Catching Patients At Risk For Cancer Before They Fall Into Systemic Cracks

By Joel Diamond, MD, FAAFP, Chief Medical Officer, 2bPrecise
Twitter: @2bPrecise

While perhaps not as definitively as Newton’s law of gravitation, most providers embrace “early detection” as a truism for improving outcomes of most diseases and disorders.

This is certainly the pervasive view in the diagnosis and treatment of cancer. Studies note that in 2018, more than 18 million new cases of cancer were diagnosed – and that nearly 5 million cases of breast, cervical, colorectal and oral cancers could have been detected sooner and, consequently, treated more effectively.
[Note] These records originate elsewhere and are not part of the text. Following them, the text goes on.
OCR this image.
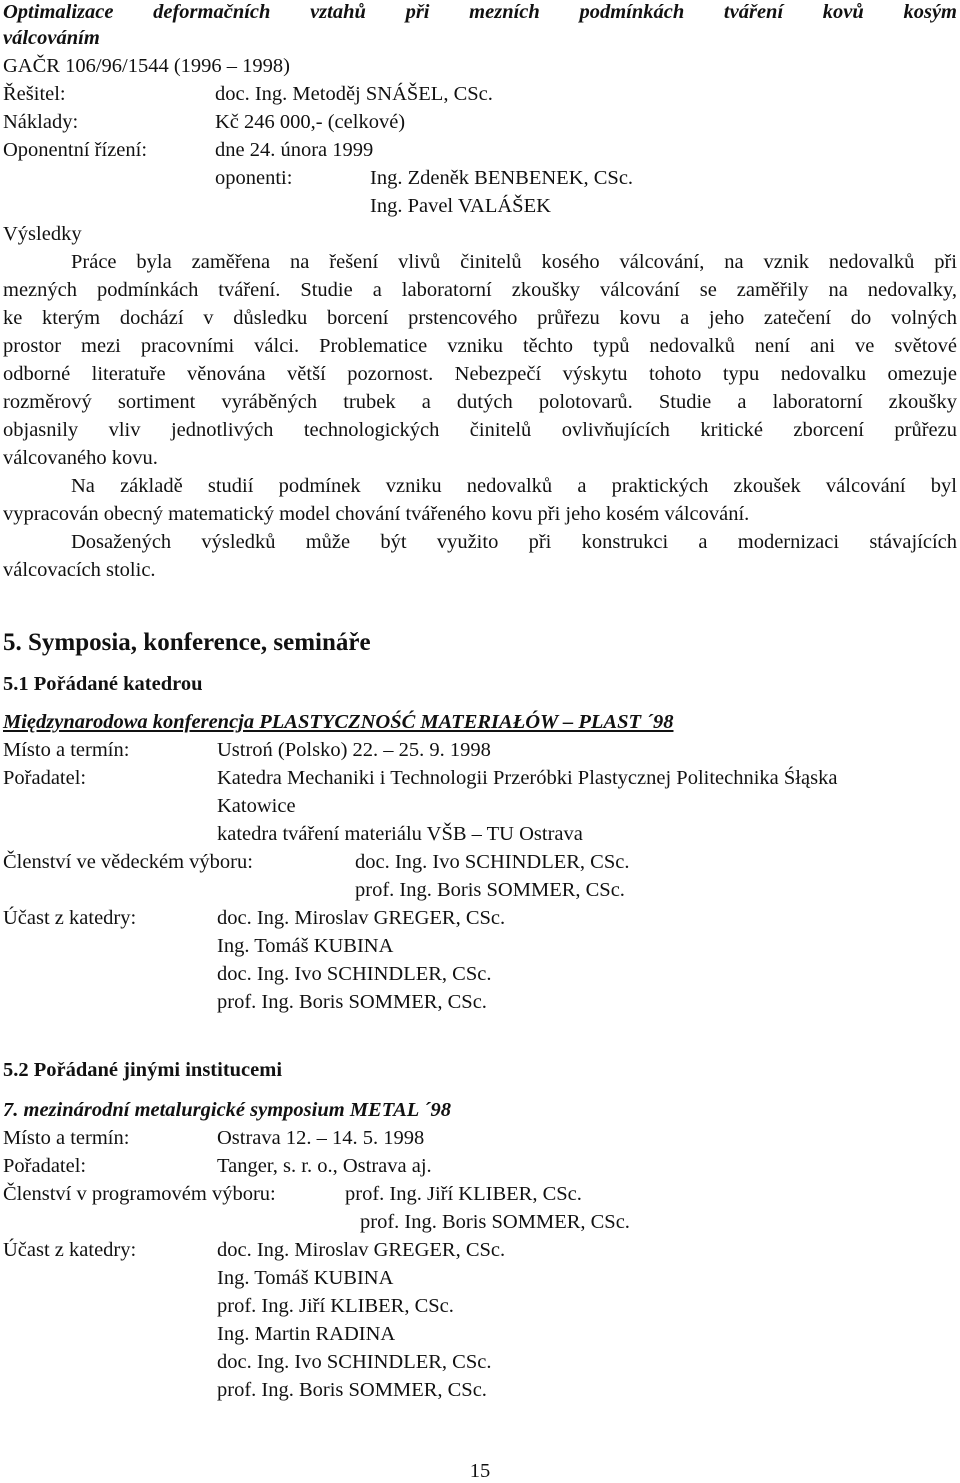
Optimalizace deformačních vztahů při mezních podmínkách tváření kovů kosým
válcováním
GAČR 106/96/1544 (1996 – 1998)
Řešitel:	doc. Ing. Metoděj SNÁŠEL, CSc.
Náklady:	Kč 246 000,- (celkové)
Oponentní řízení:	dne 24. února 1999
oponenti:	Ing. Zdeněk BENBENEK, CSc.
Ing. Pavel VALÁŠEK
Výsledky
Práce byla zaměřena na řešení vlivů činitelů kosého válcování, na vznik nedovalků při
mezných podmínkách tváření. Studie a laboratorní zkoušky válcování se zaměřily na nedovalky,
ke kterým dochází v důsledku borcení prstencového průřezu kovu a jeho zatečení do volných
prostor mezi pracovními válci. Problematice vzniku těchto typů nedovalků není ani ve světové
odborné literatuře věnována větší pozornost. Nebezpečí výskytu tohoto typu nedovalku omezuje
rozměrový sortiment vyráběných trubek a dutých polotovarů. Studie a laboratorní zkoušky
objasnily vliv jednotlivých technologických činitelů ovlivňujících kritické zborcení průřezu
válcovaného kovu.
Na základě studií podmínek vzniku nedovalků a praktických zkoušek válcování byl
vypracován obecný matematický model chování tvářeného kovu při jeho kosém válcování.
Dosažených výsledků může být využito při konstrukci a modernizaci stávajících
válcovacích stolic.
5. Symposia, konference, semináře
5.1 Pořádané katedrou
Międzynarodowa konferencja PLASTYCZNOŚĆ MATERIAŁÓW – PLAST ´98
Místo a termín:	Ustroń (Polsko) 22. – 25. 9. 1998
Pořadatel:	Katedra Mechaniki i Technologii Przeróbki Plastycznej Politechnika Śłąska
Katowice
katedra tváření materiálu VŠB – TU Ostrava
Členství ve vědeckém výboru:	doc. Ing. Ivo SCHINDLER, CSc.
prof. Ing. Boris SOMMER, CSc.
Účast z katedry:	doc. Ing. Miroslav GREGER, CSc.
Ing. Tomáš KUBINA
doc. Ing. Ivo SCHINDLER, CSc.
prof. Ing. Boris SOMMER, CSc.
5.2 Pořádané jinými institucemi
7. mezinárodní metalurgické symposium METAL ´98
Místo a termín:	Ostrava 12. – 14. 5. 1998
Pořadatel:	Tanger, s. r. o., Ostrava aj.
Členství v programovém výboru:	prof. Ing. Jiří KLIBER, CSc.
prof. Ing. Boris SOMMER, CSc.
Účast z katedry:	doc. Ing. Miroslav GREGER, CSc.
Ing. Tomáš KUBINA
prof. Ing. Jiří KLIBER, CSc.
Ing. Martin RADINA
doc. Ing. Ivo SCHINDLER, CSc.
prof. Ing. Boris SOMMER, CSc.
15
Among the most effective weapons for early detection is understanding which patients are genetically at risk for heritable forms of cancer. Unfortunately, providers who are in the best position to identify individuals at elevated risk are rarely equipped to do so. The Journal of the American Medical Informatics Association recently released a study, for example, revealing that half the women meeting national guidelines for genetic screening are not getting the tests they need to determine their breast cancer risk. According to the study, “The full story of a patient’s risk for heritable cancer within their record often does not exist in a single location.”

In other words, providers are forced to rely only upon the family history stored in their own electronic medical record (EMR), and this is often incomplete. Patients share bits and pieces of their history with multiple providers, across various specialties, using disparate clinical information systems. No mechanism exists to aggregate and present a complete view of hereditary information to providers who might need it most, even across a health system utilizing connected or interoperable technologies.

To address this chasm, healthcare leaders must adopt tools designed specifically to chart the incidence of disease in a family, and that reach beyond a single EMR to bring critical risk information into a central hub. This approach enables primary care providers and other specialists to identify familial susceptibilities and make timely decisions about referring patients to a genetic counselor or ordering a genetic test themselves.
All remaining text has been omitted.